In the present case, the Respondent No. 6 commenced breaking of the Forest land and actually cleared a part of the forest though with the approval from the Central Government, yet the renewal of lease itself was illegal because there was no lease deed executed between him and the competent authority. Hence he had no legal right to cause breaking of the forest land.
Considering the deficiencies mentioned above and the fact that the averments in the application are not controverted by the project proponent, all the three (3) impugned orders of EC, FC and Chief Warden of Wild life are invalid, illegal and improper. All the 3 communications will have to be therefore, quashed as prayed by the applicants. We are further of the opinion that MoEF and the other authorities casually granted the clearances/approvals without verification of the necessary facts and without following the due procedure. This resulted into undertaking of the mining activity by the Respondent no. 6 though temporarily. The Respondent no. 6 appears to have removed earth for breaking the forest areas and also fell certain trees therefrom.
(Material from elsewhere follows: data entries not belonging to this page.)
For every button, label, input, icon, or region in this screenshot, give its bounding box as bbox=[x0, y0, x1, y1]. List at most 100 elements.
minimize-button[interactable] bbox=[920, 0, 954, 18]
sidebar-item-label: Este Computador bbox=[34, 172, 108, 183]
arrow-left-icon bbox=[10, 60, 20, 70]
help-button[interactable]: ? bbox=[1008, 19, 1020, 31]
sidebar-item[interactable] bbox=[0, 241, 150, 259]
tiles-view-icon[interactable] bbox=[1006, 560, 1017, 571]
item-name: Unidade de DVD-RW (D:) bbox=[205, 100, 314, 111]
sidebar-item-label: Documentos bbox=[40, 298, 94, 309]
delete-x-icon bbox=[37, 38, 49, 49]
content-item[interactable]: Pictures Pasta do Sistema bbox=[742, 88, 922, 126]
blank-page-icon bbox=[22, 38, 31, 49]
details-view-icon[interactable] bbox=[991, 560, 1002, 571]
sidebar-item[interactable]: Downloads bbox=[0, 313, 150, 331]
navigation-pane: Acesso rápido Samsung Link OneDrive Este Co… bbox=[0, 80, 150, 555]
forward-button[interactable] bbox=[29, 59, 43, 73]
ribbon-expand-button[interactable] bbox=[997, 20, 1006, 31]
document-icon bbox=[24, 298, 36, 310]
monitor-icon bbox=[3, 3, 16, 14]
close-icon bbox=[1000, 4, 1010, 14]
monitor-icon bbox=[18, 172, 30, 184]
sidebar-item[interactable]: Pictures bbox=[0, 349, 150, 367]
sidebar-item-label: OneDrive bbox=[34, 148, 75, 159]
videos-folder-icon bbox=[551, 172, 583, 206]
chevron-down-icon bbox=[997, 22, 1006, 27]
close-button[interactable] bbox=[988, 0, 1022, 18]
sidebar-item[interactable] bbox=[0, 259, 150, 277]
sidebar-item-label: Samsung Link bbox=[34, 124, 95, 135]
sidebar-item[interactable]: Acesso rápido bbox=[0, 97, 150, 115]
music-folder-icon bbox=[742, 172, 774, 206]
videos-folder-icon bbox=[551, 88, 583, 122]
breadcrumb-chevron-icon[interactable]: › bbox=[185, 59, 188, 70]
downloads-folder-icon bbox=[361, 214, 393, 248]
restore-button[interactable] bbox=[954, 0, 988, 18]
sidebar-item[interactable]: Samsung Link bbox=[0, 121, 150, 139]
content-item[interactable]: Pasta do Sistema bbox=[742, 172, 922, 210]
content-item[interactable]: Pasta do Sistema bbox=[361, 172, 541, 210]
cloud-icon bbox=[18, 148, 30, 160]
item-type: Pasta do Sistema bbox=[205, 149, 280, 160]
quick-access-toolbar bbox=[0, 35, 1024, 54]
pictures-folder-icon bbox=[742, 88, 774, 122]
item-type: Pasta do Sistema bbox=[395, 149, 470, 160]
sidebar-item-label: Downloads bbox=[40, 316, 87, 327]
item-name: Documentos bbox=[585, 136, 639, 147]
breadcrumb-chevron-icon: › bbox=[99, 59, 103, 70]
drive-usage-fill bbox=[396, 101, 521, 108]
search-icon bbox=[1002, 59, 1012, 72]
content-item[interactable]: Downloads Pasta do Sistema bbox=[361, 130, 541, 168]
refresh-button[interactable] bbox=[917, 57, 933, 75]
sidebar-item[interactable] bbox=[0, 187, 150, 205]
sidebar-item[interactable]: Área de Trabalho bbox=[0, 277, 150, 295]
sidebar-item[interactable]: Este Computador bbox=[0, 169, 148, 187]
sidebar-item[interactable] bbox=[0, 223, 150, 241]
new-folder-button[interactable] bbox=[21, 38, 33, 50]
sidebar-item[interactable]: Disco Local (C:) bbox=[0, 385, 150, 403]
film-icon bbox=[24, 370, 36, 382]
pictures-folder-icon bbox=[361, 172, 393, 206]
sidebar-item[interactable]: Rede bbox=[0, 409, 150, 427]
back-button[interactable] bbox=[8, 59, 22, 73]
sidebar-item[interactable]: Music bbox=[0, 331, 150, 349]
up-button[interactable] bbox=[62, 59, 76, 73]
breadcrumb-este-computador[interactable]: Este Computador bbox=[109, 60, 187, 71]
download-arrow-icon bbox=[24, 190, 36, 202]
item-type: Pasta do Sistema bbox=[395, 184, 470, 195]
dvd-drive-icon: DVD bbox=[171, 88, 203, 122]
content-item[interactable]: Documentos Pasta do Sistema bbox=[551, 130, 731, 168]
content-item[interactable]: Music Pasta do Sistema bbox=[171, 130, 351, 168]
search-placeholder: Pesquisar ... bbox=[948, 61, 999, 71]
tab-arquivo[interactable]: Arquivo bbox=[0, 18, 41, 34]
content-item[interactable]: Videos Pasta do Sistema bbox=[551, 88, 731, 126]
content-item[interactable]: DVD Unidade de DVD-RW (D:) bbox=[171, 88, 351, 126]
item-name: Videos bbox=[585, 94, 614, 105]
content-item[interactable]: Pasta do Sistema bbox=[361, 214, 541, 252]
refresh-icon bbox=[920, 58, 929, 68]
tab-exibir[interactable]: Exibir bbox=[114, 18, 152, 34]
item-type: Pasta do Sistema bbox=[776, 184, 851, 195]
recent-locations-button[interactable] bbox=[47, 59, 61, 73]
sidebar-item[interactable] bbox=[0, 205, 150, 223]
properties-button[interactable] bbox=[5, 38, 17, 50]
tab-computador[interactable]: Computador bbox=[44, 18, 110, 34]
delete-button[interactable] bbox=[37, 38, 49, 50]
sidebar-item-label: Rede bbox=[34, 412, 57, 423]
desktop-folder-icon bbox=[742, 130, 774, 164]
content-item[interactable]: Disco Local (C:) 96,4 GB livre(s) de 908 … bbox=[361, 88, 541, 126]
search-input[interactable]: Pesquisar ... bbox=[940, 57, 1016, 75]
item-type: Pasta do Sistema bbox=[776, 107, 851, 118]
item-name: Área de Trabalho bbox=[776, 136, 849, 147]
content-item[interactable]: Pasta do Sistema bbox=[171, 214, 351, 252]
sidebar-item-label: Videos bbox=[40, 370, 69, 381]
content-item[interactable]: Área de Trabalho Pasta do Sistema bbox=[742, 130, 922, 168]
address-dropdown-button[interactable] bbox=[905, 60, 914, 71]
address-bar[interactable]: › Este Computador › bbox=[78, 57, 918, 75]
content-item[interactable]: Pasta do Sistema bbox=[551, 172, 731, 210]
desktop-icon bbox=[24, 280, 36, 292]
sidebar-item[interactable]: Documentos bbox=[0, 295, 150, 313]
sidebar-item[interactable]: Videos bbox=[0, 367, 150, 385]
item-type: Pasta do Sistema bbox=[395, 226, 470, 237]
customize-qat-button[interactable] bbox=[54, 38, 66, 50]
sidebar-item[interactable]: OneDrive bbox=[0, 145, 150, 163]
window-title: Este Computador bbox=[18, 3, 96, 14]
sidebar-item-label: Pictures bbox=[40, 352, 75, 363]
Under these circumstances, we deem it proper to allow the application with the following reliefs:-
A. The application is allowed.
B. The EC, FC and the permission granted by the Chief Wildlife Warden (Exhibit-P-1 to P-3) are quashed and set aside.
C. The Respondent no. 6 (project proponent) shall deposit an amount of Rs. 5 Lacs or the NPV of the forest area cleared by (it to be ascertained by the MoEF through officers who were not at any stage involved with grant of any of the approvals related to this project), whichever is more, with the Govt. of Goa. The amount shall be utilized through appropriate agency identified by State Government for afforestation of the broken area.
D. The MoEF (the competent authority for grant of EC and FC) and the State Government of Goa (in respect of approval by Chief Wildlife Warden) shall initiate departmental proceedings within period of two months against the concerned officers, if any of them is still in service for dereliction in duty and misconduct in granting of the said permission/clearance without following procedure of law and on basis of erroneous statement of facts. If such responsible officers are no more in service, then the estimated loss or an amount of Rs. 5 Lacs (for each approval/clearance) shall be recovered from such officers who participated in the grant of EC/FC and permission by the Chief Warden of wild life by taking proper proceedings against them and after hearing them. The amount shall be deposited with Registrar, NGT within 9 (nine) months.
E. We further direct that the MoEF shall issue fresh guidelines to the concerned Departments within MoEF for the purpose of avoiding illegality like we have noticed in the context of the three communications referred to above.
F. The recovery of amounts mentioned in paragraph (c) above to be made within a period of 9 (nine) months hereafter.
G. The Respondent no. 6 shall pay a cost of Rs. 1 Lac to the applicants. The other Respondents to bear their own costs.